Whether or not Signor Prodi has read the US Constitution, he has obviously not been following – not, at least, in an informed manner – the debates in the American press and in Congress regarding the constitutional issues raised by the new President’s 100 or so executive actions taken in the months since his second inauguration; those especially having to do with the powers granted by the Constitution to the chief executive, to whom the federal administrative agencies are constitutionally accountable.

Prodi charges Trump with having broken the rules of international diplomacy by threatening the sovereignty of Canada, Greenland and Panama (in the case of the first two countries he has, of course, no power whatsoever); with allowing his Vice President to refuse a meeting with the new Chancellor-apparent of Germany while supporting “the party of the extreme right” (which is also, as it happens, the party of the extreme left), behavior which, at worst, is merely a breach of protocol; with withdrawing the United States from the World Health Organization and the Paris Climate Treaty in accordance with his Constitutional prerogative; with seeking “political revolution” by imposing tariffs on foreign goods entering the United States (ditto); and with launching “a global attack against the rules of democracy and international solidarity” (rules which, in fact, are merely figments of the liberal imagination asserted by liberal governments, NGOs and lawyers); with a “radical change of engagement” with Europe and with citing the Old Continent as a “symbol” of inefficiency and moral corruption.

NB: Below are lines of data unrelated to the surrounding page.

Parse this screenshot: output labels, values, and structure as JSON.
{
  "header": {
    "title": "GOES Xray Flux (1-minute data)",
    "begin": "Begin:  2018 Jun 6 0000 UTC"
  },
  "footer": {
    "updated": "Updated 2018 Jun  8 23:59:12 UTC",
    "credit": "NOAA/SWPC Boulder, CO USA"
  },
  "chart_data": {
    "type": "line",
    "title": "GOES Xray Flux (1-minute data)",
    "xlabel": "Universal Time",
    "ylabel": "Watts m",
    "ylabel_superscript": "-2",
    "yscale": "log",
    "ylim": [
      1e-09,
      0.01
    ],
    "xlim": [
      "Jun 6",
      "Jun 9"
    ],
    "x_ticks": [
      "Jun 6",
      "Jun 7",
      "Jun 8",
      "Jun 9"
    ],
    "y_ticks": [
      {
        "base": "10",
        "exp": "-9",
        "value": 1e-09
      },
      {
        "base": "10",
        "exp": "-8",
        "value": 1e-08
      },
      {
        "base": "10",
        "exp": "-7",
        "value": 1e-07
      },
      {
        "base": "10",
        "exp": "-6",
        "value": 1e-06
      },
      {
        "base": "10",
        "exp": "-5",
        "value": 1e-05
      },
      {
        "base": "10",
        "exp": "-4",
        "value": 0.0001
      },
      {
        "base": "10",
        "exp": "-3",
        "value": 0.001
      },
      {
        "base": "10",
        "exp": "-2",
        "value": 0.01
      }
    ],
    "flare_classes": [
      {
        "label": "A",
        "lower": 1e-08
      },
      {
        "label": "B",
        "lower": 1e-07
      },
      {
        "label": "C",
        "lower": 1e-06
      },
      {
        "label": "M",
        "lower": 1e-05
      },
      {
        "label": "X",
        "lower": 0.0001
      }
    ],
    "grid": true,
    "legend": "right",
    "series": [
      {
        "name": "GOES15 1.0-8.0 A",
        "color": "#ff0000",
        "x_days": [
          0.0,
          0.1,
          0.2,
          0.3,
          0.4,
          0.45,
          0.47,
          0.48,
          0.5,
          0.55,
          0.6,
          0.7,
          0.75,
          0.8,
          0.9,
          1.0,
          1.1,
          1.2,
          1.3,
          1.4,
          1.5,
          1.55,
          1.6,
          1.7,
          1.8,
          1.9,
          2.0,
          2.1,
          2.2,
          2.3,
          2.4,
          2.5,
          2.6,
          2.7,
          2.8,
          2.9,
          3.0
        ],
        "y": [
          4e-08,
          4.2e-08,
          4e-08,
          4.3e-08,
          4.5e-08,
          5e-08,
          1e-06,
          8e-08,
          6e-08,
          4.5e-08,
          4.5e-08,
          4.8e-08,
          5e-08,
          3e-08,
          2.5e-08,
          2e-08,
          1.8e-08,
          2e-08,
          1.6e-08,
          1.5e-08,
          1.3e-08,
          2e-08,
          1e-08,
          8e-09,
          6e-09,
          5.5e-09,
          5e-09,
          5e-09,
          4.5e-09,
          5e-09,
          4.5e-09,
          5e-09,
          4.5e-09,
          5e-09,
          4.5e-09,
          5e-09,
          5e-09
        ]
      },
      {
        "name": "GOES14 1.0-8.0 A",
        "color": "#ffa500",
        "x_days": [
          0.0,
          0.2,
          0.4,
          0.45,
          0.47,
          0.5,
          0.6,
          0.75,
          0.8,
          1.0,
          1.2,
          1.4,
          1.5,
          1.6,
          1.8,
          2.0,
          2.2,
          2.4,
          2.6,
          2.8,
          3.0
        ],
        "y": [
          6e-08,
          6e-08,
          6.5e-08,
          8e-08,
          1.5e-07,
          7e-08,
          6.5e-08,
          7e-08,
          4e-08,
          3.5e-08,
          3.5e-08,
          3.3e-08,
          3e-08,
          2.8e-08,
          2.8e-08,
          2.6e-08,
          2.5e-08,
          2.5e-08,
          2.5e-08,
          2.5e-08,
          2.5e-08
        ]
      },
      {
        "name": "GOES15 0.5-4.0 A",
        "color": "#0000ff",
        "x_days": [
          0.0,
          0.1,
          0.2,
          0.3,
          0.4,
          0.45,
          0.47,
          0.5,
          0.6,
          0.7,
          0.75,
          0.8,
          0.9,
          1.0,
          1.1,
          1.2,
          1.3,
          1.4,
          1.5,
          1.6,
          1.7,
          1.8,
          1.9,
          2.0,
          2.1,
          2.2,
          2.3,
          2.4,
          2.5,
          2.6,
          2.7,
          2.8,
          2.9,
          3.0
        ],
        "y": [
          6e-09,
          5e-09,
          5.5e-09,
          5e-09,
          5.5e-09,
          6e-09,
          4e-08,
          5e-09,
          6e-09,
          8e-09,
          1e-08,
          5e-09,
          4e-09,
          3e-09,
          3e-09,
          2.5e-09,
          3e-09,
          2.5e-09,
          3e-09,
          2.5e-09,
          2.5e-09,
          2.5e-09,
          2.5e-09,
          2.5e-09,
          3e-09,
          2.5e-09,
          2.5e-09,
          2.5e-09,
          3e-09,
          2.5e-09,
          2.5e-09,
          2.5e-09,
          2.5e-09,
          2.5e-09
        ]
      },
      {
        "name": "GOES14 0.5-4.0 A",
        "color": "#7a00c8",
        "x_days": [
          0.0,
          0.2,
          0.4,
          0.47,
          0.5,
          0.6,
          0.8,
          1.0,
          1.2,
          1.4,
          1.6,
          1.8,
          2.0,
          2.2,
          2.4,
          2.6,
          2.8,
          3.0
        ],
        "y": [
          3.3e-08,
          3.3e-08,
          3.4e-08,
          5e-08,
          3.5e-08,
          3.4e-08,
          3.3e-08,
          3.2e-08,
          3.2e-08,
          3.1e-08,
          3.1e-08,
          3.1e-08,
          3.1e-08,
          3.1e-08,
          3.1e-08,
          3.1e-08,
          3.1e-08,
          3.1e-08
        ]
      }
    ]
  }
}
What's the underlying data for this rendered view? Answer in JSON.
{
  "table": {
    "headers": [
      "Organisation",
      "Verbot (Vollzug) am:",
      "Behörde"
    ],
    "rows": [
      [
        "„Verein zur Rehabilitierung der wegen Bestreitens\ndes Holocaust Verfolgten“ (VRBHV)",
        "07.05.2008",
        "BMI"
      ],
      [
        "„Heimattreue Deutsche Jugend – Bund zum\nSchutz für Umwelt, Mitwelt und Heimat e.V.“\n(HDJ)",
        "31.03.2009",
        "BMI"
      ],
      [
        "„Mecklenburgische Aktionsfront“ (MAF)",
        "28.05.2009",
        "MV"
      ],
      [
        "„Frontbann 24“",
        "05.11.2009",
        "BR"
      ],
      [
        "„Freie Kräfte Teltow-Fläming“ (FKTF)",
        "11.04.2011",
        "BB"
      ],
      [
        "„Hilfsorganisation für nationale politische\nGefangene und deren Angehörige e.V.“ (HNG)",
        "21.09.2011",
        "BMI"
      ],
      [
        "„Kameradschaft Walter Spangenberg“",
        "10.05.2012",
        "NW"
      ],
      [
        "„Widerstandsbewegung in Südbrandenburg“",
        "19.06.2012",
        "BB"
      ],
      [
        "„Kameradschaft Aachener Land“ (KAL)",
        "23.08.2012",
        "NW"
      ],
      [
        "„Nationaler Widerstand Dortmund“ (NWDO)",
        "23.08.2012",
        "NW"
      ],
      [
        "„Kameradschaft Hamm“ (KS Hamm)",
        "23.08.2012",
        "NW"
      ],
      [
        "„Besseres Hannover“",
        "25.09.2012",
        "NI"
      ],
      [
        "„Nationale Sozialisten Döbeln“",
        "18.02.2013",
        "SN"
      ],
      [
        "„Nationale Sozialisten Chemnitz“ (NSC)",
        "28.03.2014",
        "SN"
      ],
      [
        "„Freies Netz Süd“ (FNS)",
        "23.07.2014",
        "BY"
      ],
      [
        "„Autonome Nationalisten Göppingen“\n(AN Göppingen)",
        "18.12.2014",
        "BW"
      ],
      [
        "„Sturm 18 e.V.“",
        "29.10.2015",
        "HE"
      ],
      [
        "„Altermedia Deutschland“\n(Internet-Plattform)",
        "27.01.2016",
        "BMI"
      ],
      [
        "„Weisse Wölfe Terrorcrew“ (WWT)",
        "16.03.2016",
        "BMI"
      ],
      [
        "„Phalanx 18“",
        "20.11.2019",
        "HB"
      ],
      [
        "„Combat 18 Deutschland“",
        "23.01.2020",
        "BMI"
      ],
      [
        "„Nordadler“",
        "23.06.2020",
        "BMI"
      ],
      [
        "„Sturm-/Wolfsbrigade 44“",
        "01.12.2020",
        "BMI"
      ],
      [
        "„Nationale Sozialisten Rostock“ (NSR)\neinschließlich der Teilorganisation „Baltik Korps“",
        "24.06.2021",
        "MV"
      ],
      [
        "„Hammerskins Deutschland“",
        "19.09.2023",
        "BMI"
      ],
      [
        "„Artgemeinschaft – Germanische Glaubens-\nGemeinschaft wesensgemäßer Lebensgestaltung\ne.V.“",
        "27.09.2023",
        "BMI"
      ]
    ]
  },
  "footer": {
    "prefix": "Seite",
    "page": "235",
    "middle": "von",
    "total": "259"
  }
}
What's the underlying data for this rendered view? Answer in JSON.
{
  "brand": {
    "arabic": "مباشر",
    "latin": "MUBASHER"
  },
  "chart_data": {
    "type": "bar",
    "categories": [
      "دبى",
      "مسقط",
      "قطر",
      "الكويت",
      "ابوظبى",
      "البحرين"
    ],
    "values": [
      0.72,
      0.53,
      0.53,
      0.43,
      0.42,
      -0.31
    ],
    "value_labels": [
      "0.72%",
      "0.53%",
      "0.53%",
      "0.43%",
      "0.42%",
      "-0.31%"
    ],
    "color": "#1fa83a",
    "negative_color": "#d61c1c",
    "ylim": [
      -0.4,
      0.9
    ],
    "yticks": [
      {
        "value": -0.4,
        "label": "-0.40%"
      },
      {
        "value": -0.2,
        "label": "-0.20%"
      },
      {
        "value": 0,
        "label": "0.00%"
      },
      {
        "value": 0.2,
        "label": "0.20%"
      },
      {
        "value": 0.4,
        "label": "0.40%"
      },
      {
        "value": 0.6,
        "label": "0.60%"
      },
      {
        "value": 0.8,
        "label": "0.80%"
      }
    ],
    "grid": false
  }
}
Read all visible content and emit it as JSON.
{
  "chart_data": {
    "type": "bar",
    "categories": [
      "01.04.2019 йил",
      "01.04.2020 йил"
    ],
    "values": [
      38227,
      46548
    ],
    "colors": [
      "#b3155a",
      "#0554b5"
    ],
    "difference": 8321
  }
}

None of these actions is in any sense “authoritarian,” while most are ones Trump was popularly elected in a free and fair election to take. As for the President’s bluster about seizing Greenland and annexing Canada, nobody takes it seriously – including the President himself – whatever may be the purpose behind it.

Prodi admits that Europe’s response to Trump’s perceived affronts has been “tragically inappropriate” – what he really means is “pathetic” – without saying how, since to do so would be to concede that the European Union is internationally even more powerless in the military sense than it is in the political one.

Prodi’s column amounts to the bellow of an outraged and frustrated former Poohbah-in-Chief who knows that his power is limited to devising rules and regulations and getting them adopted in Brussels and circulated among the national bureaucracies of the union’s member states, which are growing increasingly rebellious under the inky thumb of the EU.

For years, Britons have resigned themselves to having to listen to outrageous (however, on occasion, amusing) statements and opinions issuing from Stephen Fry, the actor, on all sorts of subjects about which he apparently knows little, if anything – unlike the famous literary character with whom his name is associated nearly as closely as that of Reginald Jeeves’s brilliant creator. “It’s only Stephen Fry” has become the popular reaction to these eruptions. Similarly, “It’s only the European Union” is the sensible response to Prodi’s editorial, and other unwelcome communications issuing from members of the Brussels sodality.